The kids and I were geared up and ready to go swimming…in the kiddie pool in the backyard. My husband made a strangled noise as we walked by him.
“You’re wearing that, outside?”
“Yeah, the boys and I are swimming!”
“Well, the neighbors a couple houses over are outside and they’re having a party or something.”
“Do you think maybe you should change?”
At this point, I was annoyed that my husband wasn’t excited about me wearing a swimsuit (tankini style). Goodness, I hadn’t worn one for years, before I had kids. I took the opportunity to actually look in the mirror. And he was right. So out came the t-shirt and yoga pants. And we all went outside to enjoy the nice weather.
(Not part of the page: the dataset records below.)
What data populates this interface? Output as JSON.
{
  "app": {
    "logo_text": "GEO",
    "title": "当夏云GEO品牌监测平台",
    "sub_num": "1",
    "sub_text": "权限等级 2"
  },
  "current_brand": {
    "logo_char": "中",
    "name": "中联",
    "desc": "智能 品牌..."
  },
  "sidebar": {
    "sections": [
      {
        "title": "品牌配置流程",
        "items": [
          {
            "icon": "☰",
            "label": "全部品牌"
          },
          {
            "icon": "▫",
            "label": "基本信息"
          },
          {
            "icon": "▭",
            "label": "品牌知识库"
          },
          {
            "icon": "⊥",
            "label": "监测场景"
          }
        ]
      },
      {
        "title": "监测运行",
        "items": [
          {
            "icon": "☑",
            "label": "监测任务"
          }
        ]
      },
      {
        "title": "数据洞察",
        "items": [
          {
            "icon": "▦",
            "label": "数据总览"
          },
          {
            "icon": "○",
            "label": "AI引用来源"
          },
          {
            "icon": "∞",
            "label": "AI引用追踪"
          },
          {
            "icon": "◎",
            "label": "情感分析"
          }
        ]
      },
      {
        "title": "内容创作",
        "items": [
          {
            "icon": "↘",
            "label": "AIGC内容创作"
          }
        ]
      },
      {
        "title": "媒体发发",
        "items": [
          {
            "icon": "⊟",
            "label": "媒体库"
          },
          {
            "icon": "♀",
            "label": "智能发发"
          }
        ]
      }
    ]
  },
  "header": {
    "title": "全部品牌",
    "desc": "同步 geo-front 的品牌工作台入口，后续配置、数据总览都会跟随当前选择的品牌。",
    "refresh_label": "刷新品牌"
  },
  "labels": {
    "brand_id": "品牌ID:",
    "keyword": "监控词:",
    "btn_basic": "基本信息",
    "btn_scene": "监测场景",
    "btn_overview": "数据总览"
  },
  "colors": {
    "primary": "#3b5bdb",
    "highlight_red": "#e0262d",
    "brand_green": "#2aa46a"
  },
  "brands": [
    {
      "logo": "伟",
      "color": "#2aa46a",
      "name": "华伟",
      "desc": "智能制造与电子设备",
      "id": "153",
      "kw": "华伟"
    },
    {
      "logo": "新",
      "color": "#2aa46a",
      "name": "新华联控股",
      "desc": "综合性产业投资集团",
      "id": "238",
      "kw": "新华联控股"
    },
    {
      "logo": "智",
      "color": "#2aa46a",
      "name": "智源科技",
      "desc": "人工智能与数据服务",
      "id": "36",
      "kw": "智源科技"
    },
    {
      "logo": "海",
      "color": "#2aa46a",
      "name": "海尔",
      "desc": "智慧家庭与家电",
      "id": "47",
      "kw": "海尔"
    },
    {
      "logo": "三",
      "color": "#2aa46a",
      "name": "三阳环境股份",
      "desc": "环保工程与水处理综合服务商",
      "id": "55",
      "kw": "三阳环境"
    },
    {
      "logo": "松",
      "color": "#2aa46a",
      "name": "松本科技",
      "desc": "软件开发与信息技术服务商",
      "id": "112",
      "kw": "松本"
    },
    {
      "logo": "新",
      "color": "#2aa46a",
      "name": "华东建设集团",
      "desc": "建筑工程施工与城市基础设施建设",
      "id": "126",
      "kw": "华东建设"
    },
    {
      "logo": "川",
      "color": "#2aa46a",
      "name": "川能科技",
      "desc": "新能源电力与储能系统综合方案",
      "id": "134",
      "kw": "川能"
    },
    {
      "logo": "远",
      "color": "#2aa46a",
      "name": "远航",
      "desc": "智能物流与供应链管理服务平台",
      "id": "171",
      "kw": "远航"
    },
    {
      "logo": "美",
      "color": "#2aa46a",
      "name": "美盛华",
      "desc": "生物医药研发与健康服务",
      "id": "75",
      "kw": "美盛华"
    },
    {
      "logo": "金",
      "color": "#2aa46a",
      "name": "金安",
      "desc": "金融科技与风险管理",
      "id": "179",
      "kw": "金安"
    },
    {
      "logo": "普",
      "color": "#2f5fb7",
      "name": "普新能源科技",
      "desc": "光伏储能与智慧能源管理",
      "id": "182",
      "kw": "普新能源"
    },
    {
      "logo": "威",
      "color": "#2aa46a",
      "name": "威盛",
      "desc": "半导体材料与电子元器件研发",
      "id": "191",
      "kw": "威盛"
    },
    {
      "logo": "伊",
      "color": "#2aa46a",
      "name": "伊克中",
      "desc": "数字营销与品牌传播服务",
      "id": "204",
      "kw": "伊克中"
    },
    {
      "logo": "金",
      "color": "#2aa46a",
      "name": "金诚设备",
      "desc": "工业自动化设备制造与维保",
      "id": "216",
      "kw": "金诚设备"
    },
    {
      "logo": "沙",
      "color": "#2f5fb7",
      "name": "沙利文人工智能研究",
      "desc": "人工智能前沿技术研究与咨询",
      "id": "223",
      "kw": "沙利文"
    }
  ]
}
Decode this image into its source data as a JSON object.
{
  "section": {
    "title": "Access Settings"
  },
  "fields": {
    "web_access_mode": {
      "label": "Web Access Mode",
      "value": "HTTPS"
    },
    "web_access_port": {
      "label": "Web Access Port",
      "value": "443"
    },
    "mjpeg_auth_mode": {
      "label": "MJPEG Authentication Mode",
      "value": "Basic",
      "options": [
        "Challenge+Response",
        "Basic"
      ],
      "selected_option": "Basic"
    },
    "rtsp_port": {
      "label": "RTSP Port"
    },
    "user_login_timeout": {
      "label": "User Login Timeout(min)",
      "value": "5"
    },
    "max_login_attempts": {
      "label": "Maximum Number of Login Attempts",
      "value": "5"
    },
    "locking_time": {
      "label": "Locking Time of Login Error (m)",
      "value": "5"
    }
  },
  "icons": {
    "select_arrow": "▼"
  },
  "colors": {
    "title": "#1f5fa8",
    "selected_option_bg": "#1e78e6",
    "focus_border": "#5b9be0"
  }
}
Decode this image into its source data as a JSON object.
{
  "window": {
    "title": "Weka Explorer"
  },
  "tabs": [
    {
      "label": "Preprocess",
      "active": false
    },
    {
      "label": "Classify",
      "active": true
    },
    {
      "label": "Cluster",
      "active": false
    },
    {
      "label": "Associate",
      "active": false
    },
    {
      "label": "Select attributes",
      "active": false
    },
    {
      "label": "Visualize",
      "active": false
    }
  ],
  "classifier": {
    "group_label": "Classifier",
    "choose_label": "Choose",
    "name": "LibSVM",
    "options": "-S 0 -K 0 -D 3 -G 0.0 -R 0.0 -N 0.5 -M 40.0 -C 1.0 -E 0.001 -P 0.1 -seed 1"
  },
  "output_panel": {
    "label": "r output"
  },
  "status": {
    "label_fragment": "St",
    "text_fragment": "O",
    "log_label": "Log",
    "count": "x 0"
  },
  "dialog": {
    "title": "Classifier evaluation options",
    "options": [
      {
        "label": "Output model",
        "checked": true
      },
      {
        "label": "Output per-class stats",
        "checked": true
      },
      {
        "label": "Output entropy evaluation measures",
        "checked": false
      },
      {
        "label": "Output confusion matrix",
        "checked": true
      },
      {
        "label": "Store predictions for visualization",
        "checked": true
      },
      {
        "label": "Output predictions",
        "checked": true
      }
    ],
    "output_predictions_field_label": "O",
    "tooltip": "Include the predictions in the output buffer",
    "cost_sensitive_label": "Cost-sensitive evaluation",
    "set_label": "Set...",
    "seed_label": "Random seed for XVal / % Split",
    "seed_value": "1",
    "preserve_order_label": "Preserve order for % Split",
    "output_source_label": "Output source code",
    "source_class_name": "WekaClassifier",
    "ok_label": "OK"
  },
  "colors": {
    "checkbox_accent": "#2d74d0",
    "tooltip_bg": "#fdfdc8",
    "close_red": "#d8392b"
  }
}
Now, before anyone gets upset and starts screaming “body shaming,” let me clarify. My husband was right, I looked good, too good. Where the suit nicely covered my body before, it was accentuating. If I had taken the time to look, I would have changed of my own accord. Two little kids excited to get out don’t leave you much time or brain capacity to give much consideration when changing up your outfits. I’m glad I have a husband who loves and seeks to protect me. My intention is not get attention. It’s enough for me to know that I’m appealing to my husband.
The world encourages us to seek attention, which is in our human nature, but things have gone a step further with our bodies. We’re told that it doesn’t matter. Our culture is so oversaturated with images of scantily clad women (and men) selling products. You can hardly turn your head in the supermarket aisles but to see skin walking among you or lining the shelves.
Do you want men to look, and you dress in a way that’s sure to turn heads? Let me say this, they will look. Paul indicates that women should be self controlled in their dress (1 Timothy 2:9). So what is self control? It is a fruit of the spirit, there is no law against it, and it is freeing (Galatians 5). And you are not only vulnerable, you’ve already lost the battle if you lack it:
Like a city whose walls are broken through
is a person who lacks self-control.
Proverbs 25:28 (NIV)
Then how are we to dress in our freedom? We are to use our freedom in dress as we do every other freedom from God, in service to Him (1 Peter 2:16). Self control and modesty are not chains that keep us from expressing ourselves, they are the keys that free us and those around us to look beyond the outward appearance. The flesh is a barrier that blinds others from our true self. My value, your value is not based on a seconds-long assessment of your sex appeal.